Wie kamen all' diese Kunstwerke ans Met?

Überhaupt strahlen viele der ausgestellten Bilder etwas ungemein Beruhigendes, eine zutiefst bürgerliche Unbekümmertheit und eine vom Sonnenlicht durchflutete, sommerliche Leichtigkeit aus: Auguste Renoirs idyllische Wiesenbilder mit Blumen pflückenden Mädchen, Camille Pissarros bäuerliche Landschaften oder Paul Cézannes Stillleben mit Früchten entführen in flirrende Sommerlandschaften voller Muße und Lebensfreude. Die Schau durchmisst das grandiose Jahrhundert der französischen Malerei mit wohl dosierten Schritten.

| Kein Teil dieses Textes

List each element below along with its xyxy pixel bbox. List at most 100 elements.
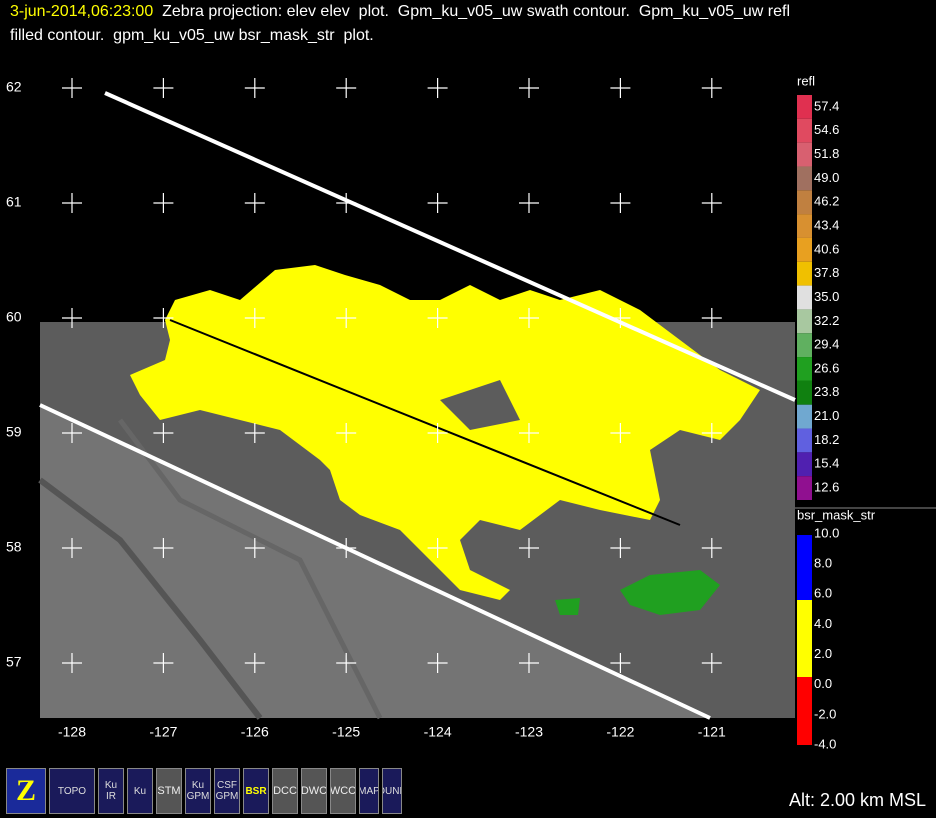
terrain-valley	[38, 477, 263, 720]
legend-swatch	[797, 452, 812, 477]
grid-cross	[701, 538, 722, 558]
legend-label: 15.4	[814, 456, 839, 471]
grid-cross	[610, 653, 631, 673]
grid-cross	[701, 78, 722, 98]
toolbar-button[interactable]: BSR	[243, 768, 269, 814]
legend-label: -4.0	[814, 736, 836, 751]
legend-label: 43.4	[814, 217, 839, 232]
grid-cross	[610, 308, 631, 328]
swath-edge	[39, 403, 711, 720]
grid-cross	[701, 193, 722, 213]
grid-cross	[153, 423, 174, 443]
grid-cross	[427, 653, 448, 673]
lon-label: -122	[606, 724, 634, 740]
legend-swatch	[797, 261, 812, 286]
toolbar-button[interactable]: DCC	[272, 768, 298, 814]
header-text: Zebra projection: elev elev plot. Gpm_ku…	[162, 3, 791, 20]
legend-swatch	[797, 237, 812, 262]
cross-section-line	[169, 319, 681, 526]
grid-cross	[701, 423, 722, 443]
legend-label: 35.0	[814, 289, 839, 304]
grid-cross	[519, 653, 539, 673]
terrain-valley	[118, 418, 383, 720]
grid-cross	[336, 423, 357, 443]
grid-cross	[427, 78, 448, 98]
grid-cross	[336, 308, 357, 328]
grid-cross	[62, 193, 82, 213]
legend-label: 40.6	[814, 241, 839, 256]
lat-label: 59	[6, 424, 22, 440]
legend-label: 12.6	[814, 480, 839, 495]
grid-cross	[427, 193, 448, 213]
legend-label: 4.0	[814, 616, 832, 631]
legend-swatch	[797, 404, 812, 429]
bsr-swatch	[797, 535, 812, 600]
toolbar-button[interactable]: DWC	[301, 768, 327, 814]
legend-swatch	[797, 309, 812, 334]
legend-title: refl	[797, 73, 815, 88]
grid-cross	[610, 78, 631, 98]
lat-label: 58	[6, 539, 22, 555]
grid-cross	[610, 538, 631, 558]
legend-swatch	[797, 333, 812, 358]
legend-label: 10.0	[814, 525, 839, 540]
grid-cross	[519, 423, 539, 443]
grid-cross	[62, 538, 82, 558]
grid-cross	[62, 423, 82, 443]
legend-label: 32.2	[814, 313, 839, 328]
refl-gap	[440, 380, 520, 430]
legend-label: 57.4	[814, 98, 839, 113]
toolbar-button[interactable]: MAP	[359, 768, 379, 814]
legend-label: 21.0	[814, 408, 839, 423]
grid-cross	[519, 538, 539, 558]
toolbar-button[interactable]: STM	[156, 768, 182, 814]
header-line: filled contour. gpm_ku_v05_uw bsr_mask_s…	[10, 27, 374, 44]
lon-label: -126	[241, 724, 269, 740]
refl-cell	[555, 598, 580, 615]
grid-cross	[610, 423, 631, 443]
legend-swatch	[797, 118, 812, 143]
grid-cross	[519, 78, 539, 98]
legend-swatch	[797, 166, 812, 191]
grid-cross	[153, 193, 174, 213]
grid-cross	[244, 193, 265, 213]
lon-label: -128	[58, 724, 86, 740]
legend-swatch	[797, 428, 812, 453]
lat-label: 60	[6, 309, 22, 325]
grid-cross	[153, 538, 174, 558]
lon-label: -127	[149, 724, 177, 740]
legend-label: 0.0	[814, 676, 832, 691]
legend-label: 37.8	[814, 265, 839, 280]
grid-cross	[336, 78, 357, 98]
grid-cross	[427, 423, 448, 443]
grid-cross	[153, 78, 174, 98]
toolbar-button[interactable]: Z	[6, 768, 46, 814]
swath-edge	[104, 91, 796, 402]
grid-cross	[519, 308, 539, 328]
grid-cross	[244, 78, 265, 98]
grid-cross	[701, 308, 722, 328]
grid-cross	[62, 78, 82, 98]
toolbar: Z TOPO Ku IR Ku STM Ku GPM CSF GPM BSR DCC DWC WCC…	[6, 768, 402, 816]
toolbar-button[interactable]: WCC	[330, 768, 356, 814]
toolbar-button[interactable]: Ku IR	[98, 768, 124, 814]
legend-label: 18.2	[814, 432, 839, 447]
grid-cross	[610, 193, 631, 213]
toolbar-button[interactable]: Ku GPM	[185, 768, 211, 814]
grid-cross	[62, 308, 82, 328]
legend-swatch	[797, 357, 812, 381]
toolbar-button[interactable]: TOPO	[49, 768, 95, 814]
grid-cross	[427, 308, 448, 328]
legend-swatch	[797, 95, 812, 119]
grid-cross	[244, 653, 265, 673]
toolbar-button[interactable]: BOUNDS	[382, 768, 402, 814]
legend-swatch	[797, 380, 812, 405]
legend-label: 23.8	[814, 384, 839, 399]
lat-label: 61	[6, 194, 22, 210]
lon-label: -123	[515, 724, 543, 740]
toolbar-button[interactable]: Ku	[127, 768, 153, 814]
legend-label: 46.2	[814, 194, 839, 209]
toolbar-button[interactable]: CSF GPM	[214, 768, 240, 814]
lon-label: -121	[698, 724, 726, 740]
legend-label: 2.0	[814, 646, 832, 661]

Nichts wird dabei ausgelassen, übersprungen oder gar sträflich vernachlässigt: weder Paul Gauguins ebenso exotisch wie paradiesisch wirkende Bilder aus der Südsee, noch Vincent van Goghs berühmte "Schwertlilien" oder Georges Seurats markant vor den Augen flimmernder, gleichwohl kurzlebiger Pointillismus.

Schön, aber nicht leicht konsumierbar

Zum Ende hin überschreitet die Schau dann langsam, aber mutig den Zeitrahmen des 19. Jahrhunderts und wagt sich mit Pierre Bonnards Porträt seiner Lebensgefährtin in grüner Bluse, Henri Matisse" ornamental verschlungenen Interieurs mit Goldfischglas, Pablo Picassos blauen Bildern oder Amedeo Modiglianis in die Länge gezogenen Aktmodellen weit hinein ins Zwanzigste. Warum die Malerei jetzt plötzlich so aussieht, welche Vorwärtsbewegungen und Rückschritte, welche Generationenkonflikte und qualitativen Sprünge sie im 19. Jahrhundert durchlaufen hat, das alles hat der Besucher gerade durchwandert und idealerweise auch verstanden.

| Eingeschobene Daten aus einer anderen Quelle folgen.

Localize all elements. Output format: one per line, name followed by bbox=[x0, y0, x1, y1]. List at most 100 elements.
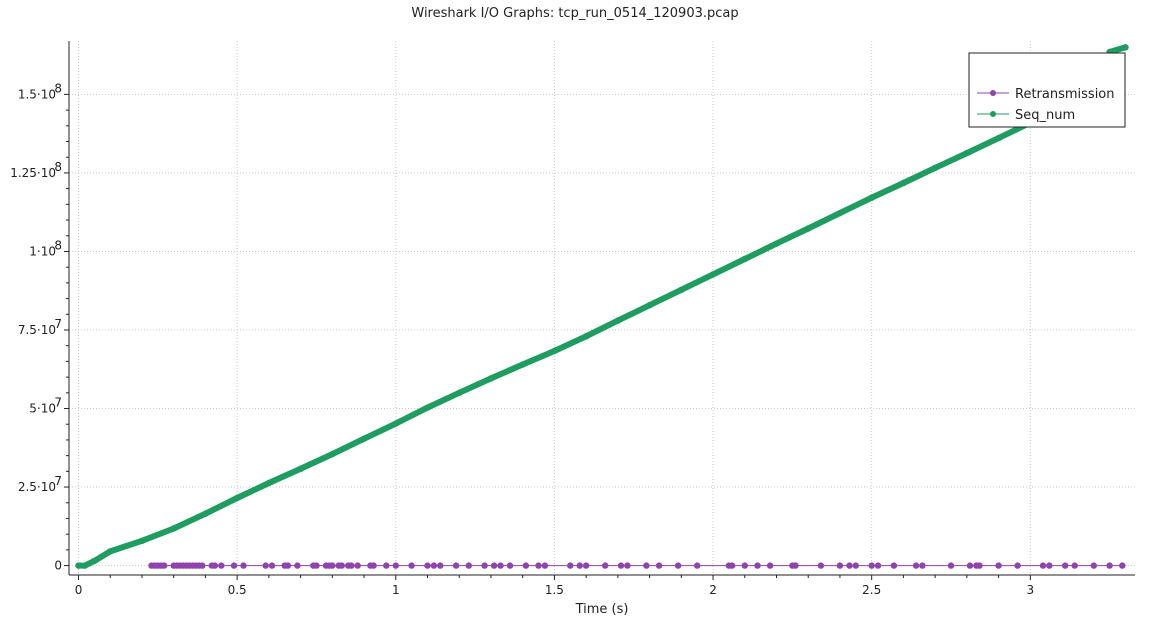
seq-num-point bbox=[773, 240, 780, 247]
y-tick-label: 5·10 bbox=[29, 402, 56, 416]
y-tick-label-exponent: 7 bbox=[54, 396, 62, 410]
retransmission-point bbox=[1014, 562, 1021, 569]
retransmission-point bbox=[211, 562, 219, 569]
legend-seq-num-label: Seq_num bbox=[1015, 108, 1075, 123]
y-tick-label: 0 bbox=[54, 559, 62, 573]
y-tick-label-base: 0 bbox=[54, 559, 62, 573]
retransmission-point bbox=[348, 562, 355, 569]
seq-num-point bbox=[75, 562, 82, 569]
y-tick-label-exponent: 7 bbox=[54, 317, 62, 331]
retransmission-point bbox=[430, 562, 438, 569]
y-tick-label-exponent: 8 bbox=[54, 160, 62, 174]
retransmission-point bbox=[465, 562, 472, 569]
y-tick-label: 1·10 bbox=[29, 244, 56, 258]
seq-num-point bbox=[551, 347, 558, 355]
retransmission-point bbox=[741, 562, 748, 569]
x-tick-label: 2 bbox=[709, 583, 717, 597]
retransmission-point bbox=[370, 562, 377, 569]
legend-retransmission-marker bbox=[990, 90, 996, 96]
retransmission-point bbox=[1090, 562, 1098, 569]
x-tick-label: 1.5 bbox=[545, 583, 564, 597]
retransmission-point bbox=[602, 562, 609, 569]
retransmission-point bbox=[976, 562, 983, 569]
retransmission-point bbox=[655, 562, 663, 569]
y-tick-label-base: 1.25·10 bbox=[10, 166, 56, 180]
y-tick-label-base: 1.5·10 bbox=[18, 87, 56, 101]
retransmission-point bbox=[437, 562, 444, 569]
tick-layer: 0 0.5 1 1.5 2 2.5 302.5·1075·1077.5·1071·1081.… bbox=[10, 81, 1034, 597]
seq-num-point bbox=[329, 450, 336, 458]
retransmission-point bbox=[506, 562, 514, 569]
retransmission-point bbox=[624, 562, 631, 569]
seq-num-point bbox=[81, 562, 89, 569]
retransmission-point bbox=[294, 562, 301, 569]
retransmission-point bbox=[1119, 562, 1126, 569]
retransmission-point bbox=[1106, 562, 1113, 569]
legend-items: Retransmission Seq_num bbox=[977, 87, 1115, 123]
retransmission-point bbox=[199, 562, 206, 569]
y-tick-label: 7.5·10 bbox=[18, 323, 56, 337]
retransmission-point bbox=[392, 562, 399, 569]
seq-num-point bbox=[963, 149, 971, 157]
retransmission-point bbox=[1046, 562, 1053, 569]
seq-num-point bbox=[297, 465, 304, 472]
retransmission-point bbox=[766, 562, 774, 569]
y-tick-label: 2.5·10 bbox=[18, 480, 56, 494]
y-tick-label-base: 7.5·10 bbox=[18, 323, 56, 337]
seq-num-point bbox=[519, 361, 526, 368]
retransmission-point bbox=[329, 562, 336, 569]
retransmission-point bbox=[919, 562, 926, 569]
retransmission-point bbox=[490, 562, 498, 569]
retransmission-point bbox=[754, 562, 761, 569]
retransmission-point bbox=[947, 562, 955, 569]
seq-num-point bbox=[107, 548, 114, 555]
y-tick-label: 1.25·10 bbox=[10, 166, 56, 180]
seq-num-point bbox=[91, 557, 98, 565]
seq-num-point bbox=[678, 286, 685, 293]
x-tick-label: 0 bbox=[75, 583, 83, 597]
seq-num-point bbox=[202, 510, 209, 517]
legend-retransmission-label: Retransmission bbox=[1015, 87, 1115, 102]
retransmission-point bbox=[313, 562, 320, 569]
seq-num-point bbox=[456, 389, 463, 396]
retransmission-point bbox=[240, 562, 247, 569]
retransmission-point bbox=[1039, 562, 1047, 569]
retransmission-point bbox=[535, 562, 542, 569]
seq-num-point bbox=[646, 302, 653, 309]
seq-num-point bbox=[360, 435, 368, 442]
retransmission-point bbox=[817, 562, 825, 569]
retransmission-point bbox=[452, 562, 460, 569]
seq-num-point bbox=[741, 255, 748, 263]
retransmission-point bbox=[643, 562, 650, 569]
legend-seq-num-marker bbox=[990, 111, 996, 117]
retransmission-point bbox=[728, 562, 736, 569]
retransmission-point bbox=[1062, 562, 1069, 569]
y-tick-label: 1.5·10 bbox=[18, 87, 56, 101]
retransmission-point bbox=[567, 562, 574, 569]
y-tick-label-exponent: 8 bbox=[54, 238, 62, 252]
seq-num-point bbox=[487, 375, 495, 382]
retransmission-point bbox=[541, 562, 549, 569]
y-tick-label-base: 1·10 bbox=[29, 244, 56, 258]
retransmission-point bbox=[694, 562, 701, 569]
retransmission-point bbox=[846, 562, 853, 569]
retransmission-point bbox=[674, 562, 682, 569]
seq-num-point bbox=[614, 317, 622, 324]
retransmission-point bbox=[890, 562, 898, 569]
seq-num-point bbox=[170, 525, 177, 532]
seq-num-point bbox=[709, 271, 717, 278]
y-tick-label-exponent: 7 bbox=[54, 474, 62, 488]
retransmission-point bbox=[262, 562, 269, 569]
retransmission-point bbox=[852, 562, 859, 569]
retransmission-point bbox=[995, 562, 1002, 569]
y-tick-label-exponent: 8 bbox=[54, 81, 62, 95]
retransmission-point bbox=[268, 562, 276, 569]
retransmission-point bbox=[383, 562, 390, 569]
retransmission-point bbox=[218, 562, 225, 569]
legend: Retransmission Seq_num bbox=[968, 52, 1126, 128]
retransmission-point bbox=[522, 562, 530, 569]
series-layer bbox=[75, 44, 1129, 569]
seq-num-point bbox=[424, 404, 431, 411]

An der Auswahl der Exponate dürfte das nicht gescheitert sein - die ist ebenso grandios wie einmalig. Das Metropolitan kann da aus dem Vollen schöpfen. Subthema der Ausstellung ist daher auch die beeindruckende Sammlungsgeschichte eines Museums, das heute rund drei Millionen Exponate aller Epochen und Kulturkreise besitzt und mit rund fünf Millionen Besuchern pro Jahr zu den meistbesuchten öffentlichen Kunstsammlungen der Welt gehört. Das größte Konvolut der Franzosensammlung stammt aus einer Schenkung, die Louisine Havemeyer, die Witwe des Zuckerindustriellen Henry Osborne Havemeyer 1929 dem Metropolitan Museum vermachte. Fast 2000 Kunstwerke verschiedenster Provenienz, ganz überwiegend aber französische Malerei, gingen damals ans Met. Über die Jahrzehnte erfolgten weitere Erwerbungen überwiegend mit der tatkräftigen Unterstützung vermögender New Yorker Familien.

Ob sich der mittlerweile sprichwörtlich gewordene MoMA-Effekt mit dieser ebenso hochkarätigen wie klug zusammengestellten Ausstellung allerdings wiederholen wird, darf zumindest bezweifelt werden. So leicht konsumierbar wie "Das MoMA in Berlin" ist diese Ausstellung nicht. Aber wer weiß, vielleicht schlagen die "schönen" und sanftmütigen Franzosen aus dem Metropolitan ja am Ende sogar die handfesten Pop Artisten und abstrakten Expressionisten aus dem MoMA in der Besuchergunst des deutschen Publikums.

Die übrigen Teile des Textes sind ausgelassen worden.